South Portland School Board members paraphrased James Carville’s well-worn political campaign slogan to explain why South Portland voters nearly defeated the fiscal 2008-09 school budget: It’s the economy.

In the weeks since South Portland residents approved the $40 million budget by just 36 votes, board members have offered a variety of reasons about why the decision was so close.

The budget referendum won on a vote of 753-717, with 9 percent of registered voters casting ballots.

The turnout, while small, actually was a few hundred more than City Clerk Susan Mooney projected for the off-season budget referendum. Presidential elections typically draw the highest number of voters.

Some board members noted that the school budget vote was hardly representative because of the low turnout. They say that only the highly motivated voters for or against the budget went to the polling place in large numbers.

“The timing of the polling was off-schedule from when people generally go to the polls to vote. It was not foremost on their minds,” said School Board member Stacy Gato.

School Board member James Gilboy said the vote seem to be split along the lines of ardent school supporters and people worried about the economy.

“South Portland has a good number of older community members who don’t have kids in the schools and young families just starting out,” Gilboy said. “For me, I have four kids who will fully utilize the services of the schools.”

Other board members believe that many residents may have cast a negative vote because they were unhappy about the recent citywide redistricting, which shuffled some elementary students to different schools to balance enrollments.

“When we had the budget hearings, people wanted to come forward to talk about redistricting and that dominated the public comments,” School Board member Sara Goldberg said. “There was not that much time left over to talk about the budget. By then, everyone had gone home.”

But all the board members seemed to agree that the overriding factor in the slim approval seems to be the difficult economy.

“Everyone is paying more for gas and food and health insurance, and many do not want to see their taxes go up,” Goldberg added.

“People are just really concerned about what is happening with the economy,” said School Board member Ralph Baxter.

Gato noted that South Portland residents have supported the idea of maintaining several schools, which increases operation costs – and the bottom line.

South Portland, which is 12 square miles, has five neighborhood elementary schools, some only a mile apart. The number is higher than the state Education Department recommends for a city the size of South Portland.

Gato also believes that some voters may not have understood fully the budgeting or voting process. This was the first year that Maine municipalities were required, under the school consolidation law, to send school budgets to referendum.

Budgets that failed to pass were required to be revised and voted on again until adopted.
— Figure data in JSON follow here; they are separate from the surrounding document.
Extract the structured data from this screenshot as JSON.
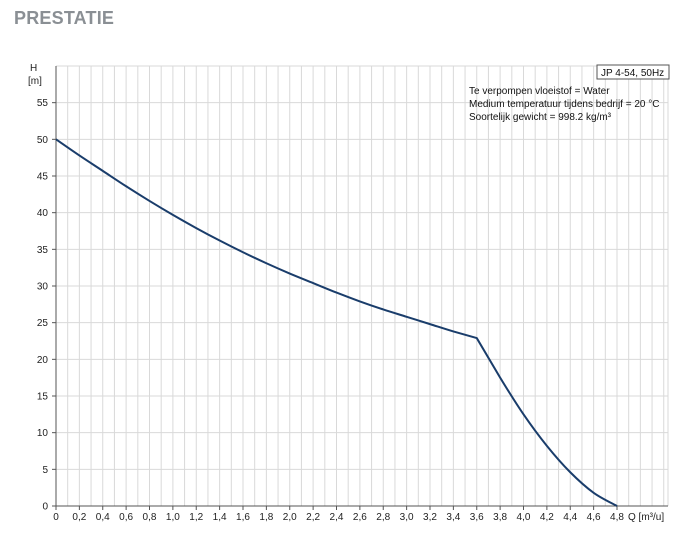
{
  "page": {
    "heading": "PRESTATIE"
  },
  "chart_data": {
    "type": "line",
    "y_axis_title": "H",
    "y_axis_unit": "[m]",
    "x_axis_unit": "Q [m³/u]",
    "xlim": [
      0,
      4.8
    ],
    "ylim": [
      0,
      60
    ],
    "x_ticks": [
      "0",
      "0,2",
      "0,4",
      "0,6",
      "0,8",
      "1,0",
      "1,2",
      "1,4",
      "1,6",
      "1,8",
      "2,0",
      "2,2",
      "2,4",
      "2,6",
      "2,8",
      "3,0",
      "3,2",
      "3,4",
      "3,6",
      "3,8",
      "4,0",
      "4,2",
      "4,4",
      "4,6",
      "4,8"
    ],
    "y_ticks": [
      "0",
      "5",
      "10",
      "15",
      "20",
      "25",
      "30",
      "35",
      "40",
      "45",
      "50",
      "55"
    ],
    "grid": true,
    "pump_label": "JP 4-54, 50Hz",
    "info_lines": [
      "Te verpompen vloeistof = Water",
      "Medium temperatuur tijdens bedrijf = 20 °C",
      "Soortelijk gewicht = 998.2 kg/m³"
    ],
    "line_color": "#1a3d6b",
    "series": [
      {
        "x": [
          0,
          0.2,
          0.4,
          0.6,
          0.8,
          1.0,
          1.2,
          1.4,
          1.6,
          1.8,
          2.0,
          2.2,
          2.4,
          2.6,
          2.8,
          3.0,
          3.2,
          3.4,
          3.6,
          3.8,
          4.0,
          4.2,
          4.4,
          4.6,
          4.8
        ],
        "y": [
          50,
          47.8,
          45.7,
          43.6,
          41.6,
          39.7,
          37.9,
          36.2,
          34.6,
          33.1,
          31.7,
          30.4,
          29.1,
          27.9,
          26.8,
          25.8,
          24.8,
          23.8,
          22.9,
          17.5,
          12.5,
          8.2,
          4.6,
          1.8,
          0
        ]
      }
    ]
  }
}
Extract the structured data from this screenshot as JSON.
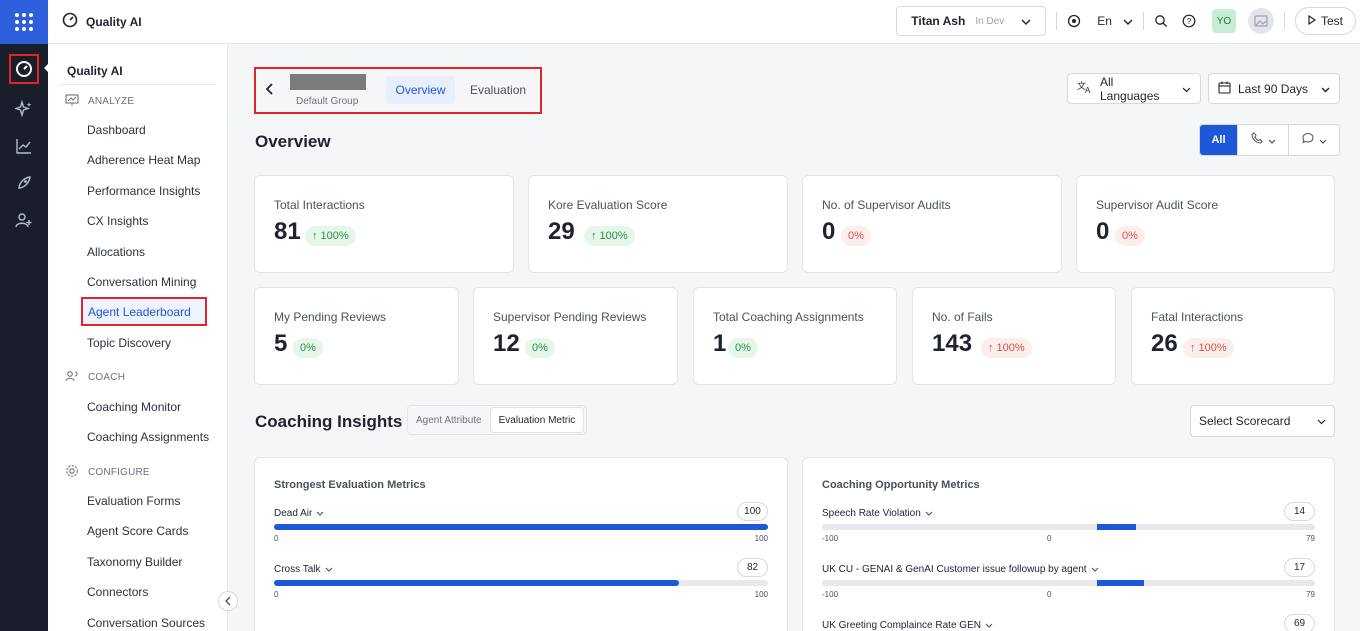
{
  "app": {
    "title": "Quality AI"
  },
  "topbar": {
    "workspace_name": "Titan Ash",
    "workspace_env": "In Dev",
    "language": "En",
    "avatar_initials": "YO",
    "test_label": "Test"
  },
  "sidebar": {
    "title": "Quality AI",
    "sections": {
      "analyze": "ANALYZE",
      "coach": "COACH",
      "configure": "CONFIGURE"
    },
    "items": {
      "dashboard": "Dashboard",
      "adherence": "Adherence Heat Map",
      "performance": "Performance Insights",
      "cx": "CX Insights",
      "allocations": "Allocations",
      "mining": "Conversation Mining",
      "leaderboard": "Agent Leaderboard",
      "topic": "Topic Discovery",
      "coaching_monitor": "Coaching Monitor",
      "coaching_assignments": "Coaching Assignments",
      "eval_forms": "Evaluation Forms",
      "score_cards": "Agent Score Cards",
      "taxonomy": "Taxonomy Builder",
      "connectors": "Connectors",
      "conv_sources": "Conversation Sources"
    }
  },
  "header": {
    "group_label": "Default Group",
    "tabs": {
      "overview": "Overview",
      "evaluation": "Evaluation"
    },
    "languages_filter": "All Languages",
    "date_filter": "Last 90 Days"
  },
  "overview": {
    "title": "Overview",
    "channel_all": "All",
    "cards": [
      {
        "label": "Total Interactions",
        "value": "81",
        "delta": "100%"
      },
      {
        "label": "Kore Evaluation Score",
        "value": "29",
        "delta": "100%"
      },
      {
        "label": "No. of Supervisor Audits",
        "value": "0",
        "delta": "0%"
      },
      {
        "label": "Supervisor Audit Score",
        "value": "0",
        "delta": "0%"
      },
      {
        "label": "My Pending Reviews",
        "value": "5",
        "delta": "0%"
      },
      {
        "label": "Supervisor Pending Reviews",
        "value": "12",
        "delta": "0%"
      },
      {
        "label": "Total Coaching Assignments",
        "value": "1",
        "delta": "0%"
      },
      {
        "label": "No. of Fails",
        "value": "143",
        "delta": "100%"
      },
      {
        "label": "Fatal Interactions",
        "value": "26",
        "delta": "100%"
      }
    ]
  },
  "coaching": {
    "title": "Coaching Insights",
    "toggle": {
      "attribute": "Agent Attribute",
      "metric": "Evaluation Metric"
    },
    "scorecard_placeholder": "Select Scorecard",
    "strongest": {
      "title": "Strongest Evaluation Metrics",
      "items": [
        {
          "name": "Dead Air",
          "value": "100",
          "min": "0",
          "max": "100",
          "fill": 1.0
        },
        {
          "name": "Cross Talk",
          "value": "82",
          "min": "0",
          "max": "100",
          "fill": 0.82
        }
      ]
    },
    "opportunity": {
      "title": "Coaching Opportunity Metrics",
      "items": [
        {
          "name": "Speech Rate Violation",
          "value": "14",
          "min": "-100",
          "mid": "0",
          "max": "79"
        },
        {
          "name": "UK CU - GENAI & GenAI Customer issue followup by agent",
          "value": "17",
          "min": "-100",
          "mid": "0",
          "max": "79"
        },
        {
          "name": "UK Greeting Complaince Rate GEN",
          "value": "69"
        }
      ]
    }
  }
}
On May 13, South Portland voters approved the $39.9 million spending plan for the 2008-2009 school year. The amount represents the total cost of funding public education in South Portland for kindergarten through Grade 12.

The new budget is up less than $1 million from the current spending plan. It calls for cutting up to nine positions, with most jobs eliminated through retirement or attrition. The need for cuts largely resulted from a $683,000 reduction in state funding.

The school budget is just one part of an overall $83 million spending package to run municipal and school services for the new fiscal year, which starts July 1. It is expected to increase local property tax bills by 4 percent.

While voters for the first time were asked to approve the schools portion of the budget, it is up to the City Council to pass the municipal budget.

The Council is expected to vote on the budget June 2.

Homeowners could pay $14.25 per $1,000 in valuation, up from $13.69 per $1,000. Rising costs for fuel and personnel account for some of the municipal budget increase.

With the school budget adopted, board members are contemplating how voters may respond to a second attempt to pass a bond for rebuilding the high school.

The Secondary Schools Facilities Committee is meeting to come up with a less costly alternative to the $56 million school rebuilding project that voters rejected in 2007. Baxter said he expects that voters will be asked in November 2009 to approve a bond for making major repairs at the city’s only high school.

“We already had gotten the message money was an issue” when voters rejected the $56 million renovation project in 2007, Baxter said. “The fact that money seemed to be a concern in the school budget vote was not new.”

He said voter concerns have not deterred the Secondary Schools Facilities Committee from hewing to its task to find a more affordable way to fix significant health and safety problems at the city’s only high school.

“We would be remiss not to continue to investigate the best way to improve the high school and to move forward and be as green as possible, so we can save money in the long run through better efficiencies,” Gato said.

“The high school has to be fixed,” Goldberg added. “We have said that if we put another referendum out to voters, we don’t want to wait too long. Most people are expecting it.”